A segunda categoria mais aprovada pelos deputados estaduais é a de títulos Honoríficos e Simbólicos concedidos pela ALEAM com um total de 21,35% de projetos aprovados, o que equivale 174 projetos de um total de 284. Nesta categoria abarca os projetos referentes à distribuição de títulos honoríficos, homenagens e reconhecimento de um deputado para um cidadão; tem como objetivo, portanto, estreitar os laços clientelísticos e, possivelmente, eleitorais do futuro candidato.
Os Projetos de Lei referentes às pessoas com deficiência (PCD) foram qualificados na categoria Direitos Humanos.

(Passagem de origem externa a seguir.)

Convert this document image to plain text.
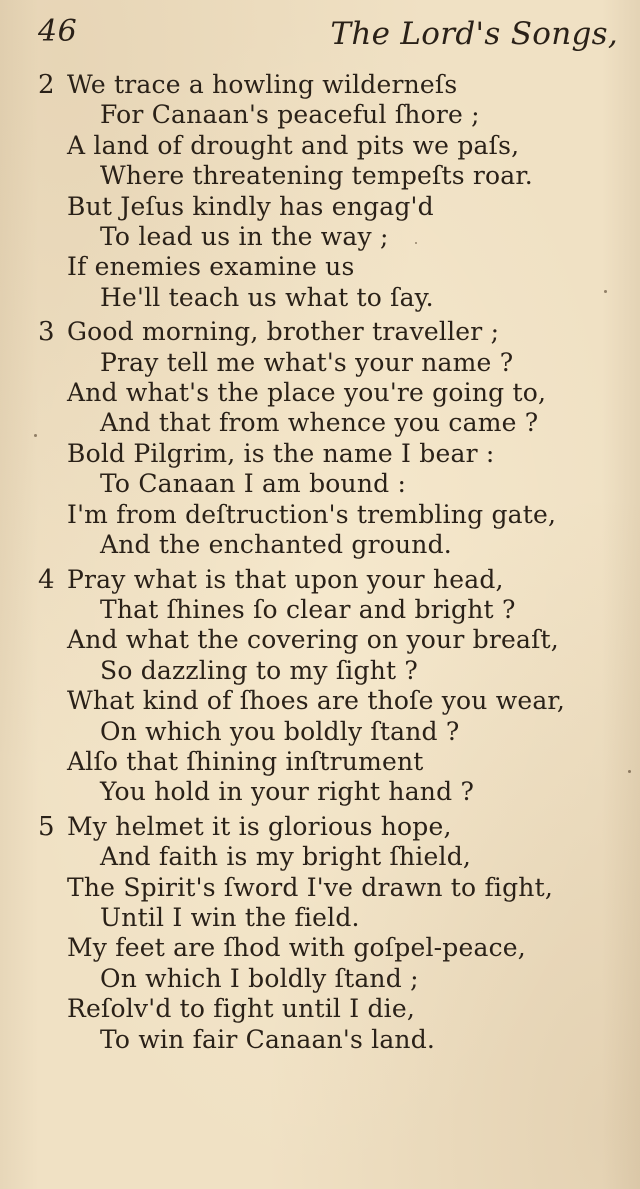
46	The Lord's Songs,
2 We trace a howling wilderneſs
For Canaan's peaceful ſhore ;
A land of drought and pits we paſs,
Where threatening tempeſts roar.
But Jeſus kindly has engag'd
To lead us in the way ;
If enemies examine us
He'll teach us what to ſay.
3 Good morning, brother traveller ;
Pray tell me what's your name ?
And what's the place you're going to,
And that from whence you came ?
Bold Pilgrim, is the name I bear :
To Canaan I am bound :
I'm from deſtruction's trembling gate,
And the enchanted ground.
4 Pray what is that upon your head,
That ſhines ſo clear and bright ?
And what the covering on your breaſt,
So dazzling to my ſight ?
What kind of ſhoes are thoſe you wear,
On which you boldly ſtand ?
Alſo that ſhining inſtrument
You hold in your right hand ?
5 My helmet it is glorious hope,
And faith is my bright ſhield,
The Spirit's ſword I've drawn to fight,
Until I win the field.
My feet are ſhod with goſpel-peace,
On which I boldly ſtand ;
Reſolv'd to fight until I die,
To win fair Canaan's land.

Há algumas ementas de Projetos de Lei que abrangem mais de uma categoria, que podem ser enquadradas em outras, tais como os projetos da deputada Joana Darc (PL) sobre a população animal que foram classificados dentro da categoria Agropecuária sem, contudo, reverberarem nas temáticas do Meio Ambiente e Energia, Consumidor, entre outros. Do mesmo modo, acontece com os Projetos de Lei sobre algumas áreas do Amazonas que foram declaradas como Patrimônio Histórico e Material do Estado do Amazonas, classificadas na categoria Honoríficos e Simbólicos, mas que se enquadram na realidade nas temáticas do Meio Ambiente e Energia, Educação, Cultura e Esporte, entre outras.
Gráfico 4 – Projetos Aprovados por Classificação
(Fonte: Matéria Legislativa – ALEAM, Elaboração própria, 2022)
O quadro partidário da ALEAM, na legislatura (2019-2021), tem a seguinte composição entre deputados ativos e titulares: PODEMOS (3), PDT (1), MDB (1), PP (3), DC (1), DEM (1), PL (2), PV (2), PSL (1), PSC (1), PRTB (2), Patriota (1), PRB (1), PSD (3), PTB (1), PSB (1), PT (1), PSDB (1). Na prática, a alocação multipartidária da ALEAM apresenta alto grau de fragmentação e fracionalização da composição partidária no interior da assembleia. Vale lembrar que tal condição de alta dispersão parlamentar é fator estruturante na lógica de predominância do governador na arena legislativa, notadamente na sua capacidade de ordenar e impor a sua agenda.
Gráfico 5- Distribuição de projetos por Temática Iniciados e Aprovados
(Fonte: Matéria Legislativa – ALEAM, Elaboração própria, 2022)
Na dinâmica da produção legislativa (gráfico 5), observa-se maior incidência de decisões legislativas acerca da covid-19, na qual o Amazonas, como um todo, e Manaus, em particular, sofreram grandes dificuldades logísticas na sua infraestrutura de saúde. A complementação legal é baixa e pouco relevante na arena do Poder Legislativo, ao passo que a engenharia em torno da Lei Ordinária é quantitativamente superior e assume forte papel na centralidade do processo legislativo como um todo. As instituições políticas, em geral, coordenam com mais eficácia a produção de Leis Ordinárias. A perspectiva paroquial tem o seu papel nas resoluções legislativas com a distribuição estratégica de títulos honoríficos para cidadãos de destaque. As emendas à constituição indicam um elemento reformista da agenda de interação Executivo-Legislativo, que pode ser pensada na dinâmica dos poderes de veto. O Legislativo assume forte protagonismo na proposição e aprovação de leis. Sublinhe-se clara fragmentação e fracionalização do quadro multipartidário na arena legislativa, com evidente orientação de centro-direita.